Signature numbers
- Win rate
- 3.4%
- Podium rate
- 18.6%
- Race starts
- 177
- Total points
- 228
Era
About Jacques Laffite
Origins
Jacques Henri Sabin Laffite was born in 1943 in Paris, France, the brother-in-law of fellow F1 driver Jean-Pierre Jabouille (Laffite married Jabouille's sister; Jabouille married Laffite's sister, in one of motorsport's tighter family configurations). He came to motor racing relatively late, working as a mechanic in his twenties before saving enough money to enter Formule France in 1968. He won the French Formula Renault title in 1972, the European Formula 2 championship in 1975 with Martini-BMW, and was thirty when he made his Formula 1 debut.
Rise
He debuted at the 1974 German Grand Prix with the small Iso-Marlboro team and made the move to Williams (then Frank Williams Racing Cars) for 1975. The pivotal partnership came in 1976 when Guy Ligier signed him as the lead driver of his new Ligier-Matra Formula 1 team. Laffite would race for Ligier from 1976 to 1982, and again from 1985 to 1986, in a partnership that defined French Formula 1 through one of its most patriotically-charged eras.
Championship Years
Laffite won six Grand Prix victories: Sweden 1977 (Ligier-Matra), Argentina 1979 and Brazil 1979 (Ligier-Ford), Spain 1979 (Ligier-Ford again — three wins from the first four races of the year), Germany 1980 and Austria 1981. He finished as Formula 1 World Championship runner-up in 1979 — one point behind Jody Scheckter's Ferrari — and fourth in 1980 and 1981. The Ligier JS11 of 1979 was, briefly, the dominant car in Formula 1 — a French-designed, French-built, French-driven, French-funded Grand Prix winner that briefly made the British constructor establishment seem dispensable.
Style and Legend
Laffite was the most beloved French driver of his generation — gregarious, witty, a constant practical joker in the paddock, instantly recognisable for his flamboyant moustache and his ability to reduce technical subjects to comprehensible French radio commentary.
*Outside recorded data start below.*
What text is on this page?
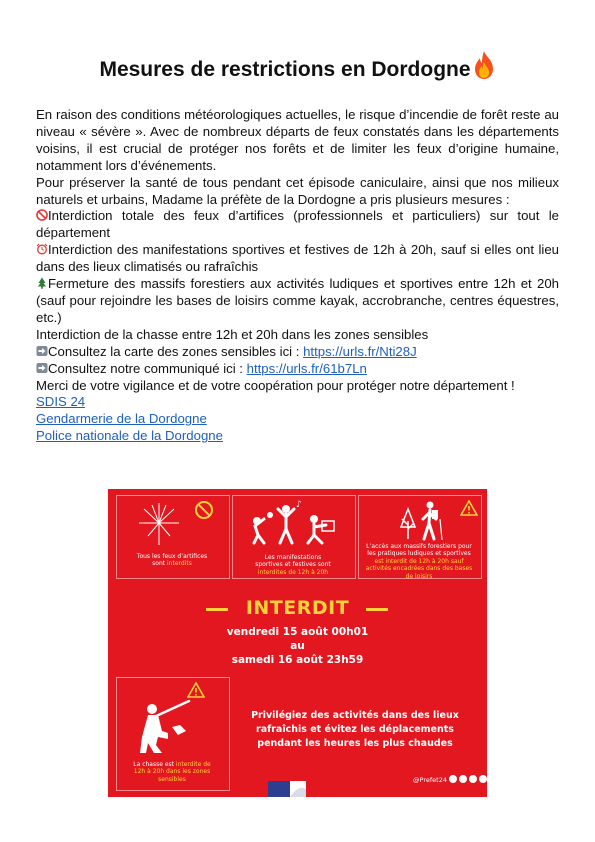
Mesures de restrictions en Dordogne

En raison des conditions météorologiques actuelles, le risque d’incendie de forêt reste au niveau « sévère ». Avec de nombreux départs de feux constatés dans les départements voisins, il est crucial de protéger nos forêts et de limiter les feux d’origine humaine, notamment lors d’événements.

Pour préserver la santé de tous pendant cet épisode caniculaire, ainsi que nos milieux naturels et urbains, Madame la préfète de la Dordogne a pris plusieurs mesures :

Interdiction totale des feux d’artifices (professionnels et particuliers) sur tout le département

Interdiction des manifestations sportives et festives de 12h à 20h, sauf si elles ont lieu dans des lieux climatisés ou rafraîchis

Fermeture des massifs forestiers aux activités ludiques et sportives entre 12h et 20h (sauf pour rejoindre les bases de loisirs comme kayak, accrobranche, centres équestres, etc.)

Interdiction de la chasse entre 12h et 20h dans les zones sensibles

Consultez la carte des zones sensibles ici : https://urls.fr/Nti28J

Consultez notre communiqué ici : https://urls.fr/61b7Ln

Merci de votre vigilance et de votre coopération pour protéger notre département !

SDIS 24

Gendarmerie de la Dordogne

Police nationale de la Dordogne

Tous les feux d’artifices
sont interdits
♪
Les manifestations
sportives et festives sont
interdites de 12h à 20h
L’accès aux massifs forestiers pour
les pratiques ludiques et sportives
est interdit de 12h à 20h sauf
activités encadrées dans des bases
de loisirs
INTERDIT
vendredi 15 août 00h01
au
samedi 16 août 23h59
La chasse est interdite de
12h à 20h dans les zones
sensibles
Privilégiez des activités dans des lieux
rafraîchis et évitez les déplacements
pendant les heures les plus chaudes
@Prefet24
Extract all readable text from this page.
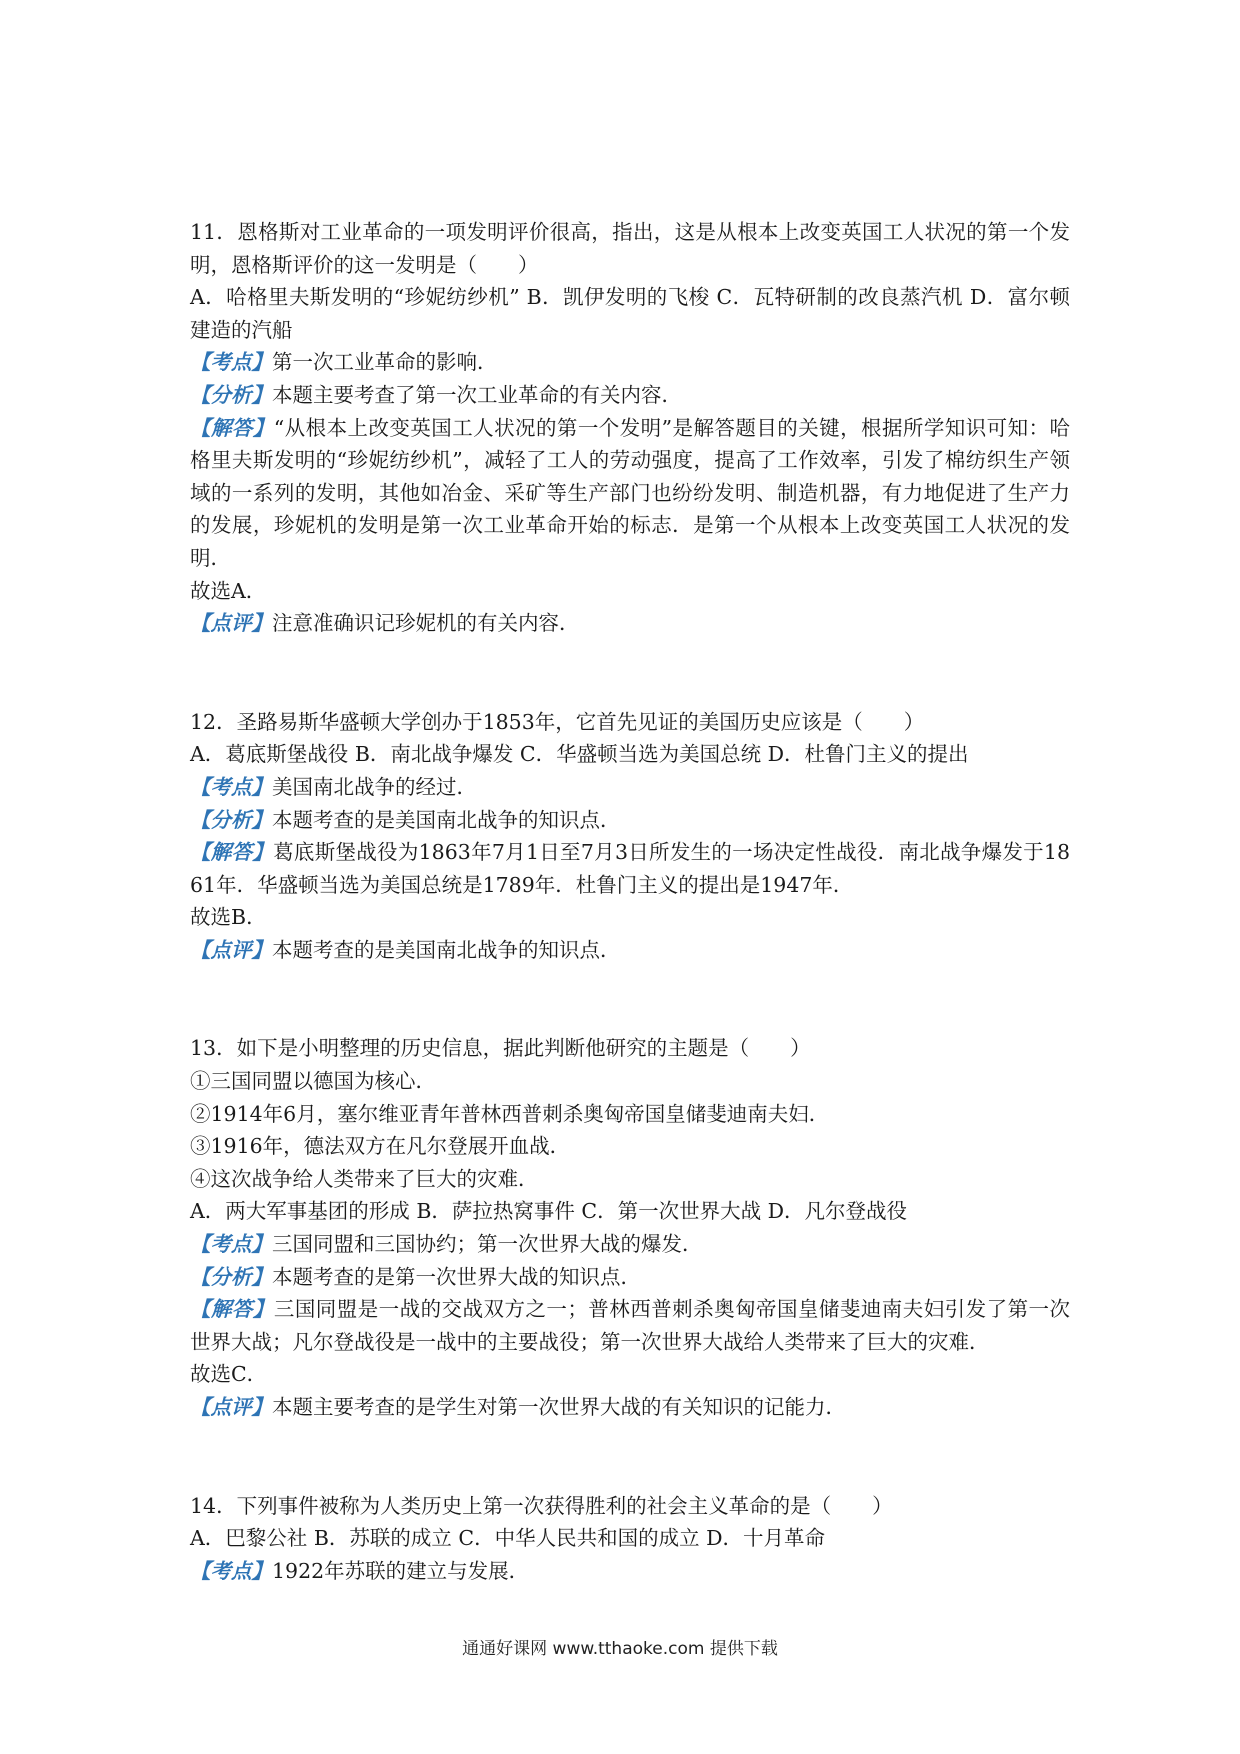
11．恩格斯对工业革命的一项发明评价很高，指出，这是从根本上改变英国工人状况的第一个发明，恩格斯评价的这一发明是（　　）
A．哈格里夫斯发明的“珍妮纺纱机” B．凯伊发明的飞梭 C．瓦特研制的改良蒸汽机 D．富尔顿建造的汽船
【考点】第一次工业革命的影响．
【分析】本题主要考查了第一次工业革命的有关内容．
【解答】“从根本上改变英国工人状况的第一个发明”是解答题目的关键，根据所学知识可知：哈格里夫斯发明的“珍妮纺纱机”，减轻了工人的劳动强度，提高了工作效率，引发了棉纺织生产领域的一系列的发明，其他如冶金、采矿等生产部门也纷纷发明、制造机器，有力地促进了生产力的发展，珍妮机的发明是第一次工业革命开始的标志．是第一个从根本上改变英国工人状况的发明．
故选A．
【点评】注意准确识记珍妮机的有关内容．
12．圣路易斯华盛顿大学创办于1853年，它首先见证的美国历史应该是（　　）
A．葛底斯堡战役 B．南北战争爆发 C．华盛顿当选为美国总统 D．杜鲁门主义的提出
【考点】美国南北战争的经过．
【分析】本题考查的是美国南北战争的知识点．
【解答】葛底斯堡战役为1863年7月1日至7月3日所发生的一场决定性战役．南北战争爆发于1861年．华盛顿当选为美国总统是1789年．杜鲁门主义的提出是1947年．
故选B．
【点评】本题考查的是美国南北战争的知识点．
13．如下是小明整理的历史信息，据此判断他研究的主题是（　　）
①三国同盟以德国为核心．
②1914年6月，塞尔维亚青年普林西普刺杀奥匈帝国皇储斐迪南夫妇．
③1916年，德法双方在凡尔登展开血战．
④这次战争给人类带来了巨大的灾难．
A．两大军事基团的形成 B．萨拉热窝事件 C．第一次世界大战 D．凡尔登战役
【考点】三国同盟和三国协约；第一次世界大战的爆发．
【分析】本题考查的是第一次世界大战的知识点．
【解答】三国同盟是一战的交战双方之一；普林西普刺杀奥匈帝国皇储斐迪南夫妇引发了第一次世界大战；凡尔登战役是一战中的主要战役；第一次世界大战给人类带来了巨大的灾难．
故选C．
【点评】本题主要考查的是学生对第一次世界大战的有关知识的记能力．
14．下列事件被称为人类历史上第一次获得胜利的社会主义革命的是（　　）
A．巴黎公社 B．苏联的成立 C．中华人民共和国的成立 D．十月革命
【考点】1922年苏联的建立与发展．
通通好课网 www.tthaoke.com 提供下载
He was not the fastest driver of the era — Villeneuve, Pironi, Arnoux all had more pure speed — but he was the most consistent and the most reliable, and the Ligier team built itself around his ability to bring the car home in the points week after week.
Beyond Racing
His Formula 1 career ended dramatically at the 1986 British Grand Prix at Brands Hatch, when a multi-car accident at the start sent him into the barriers and broke both of his legs. He was forty-two; the recovery took years and he never returned to single-seater racing. He moved to French sportscar racing, French touring cars, and most importantly to French Formula 1 television commentary on Canal+ and TF1, where his voice became as familiar to French Grand Prix audiences in the post-driving decades as it had been on the track in the 1970s and 1980s. He continues to commentate into his eighties, the longest-tenured French F1 broadcasting voice in history. The six wins, the 1979 runner-up finish, and the Ligier years remain the racing record; the four decades of French commentary are the cultural one.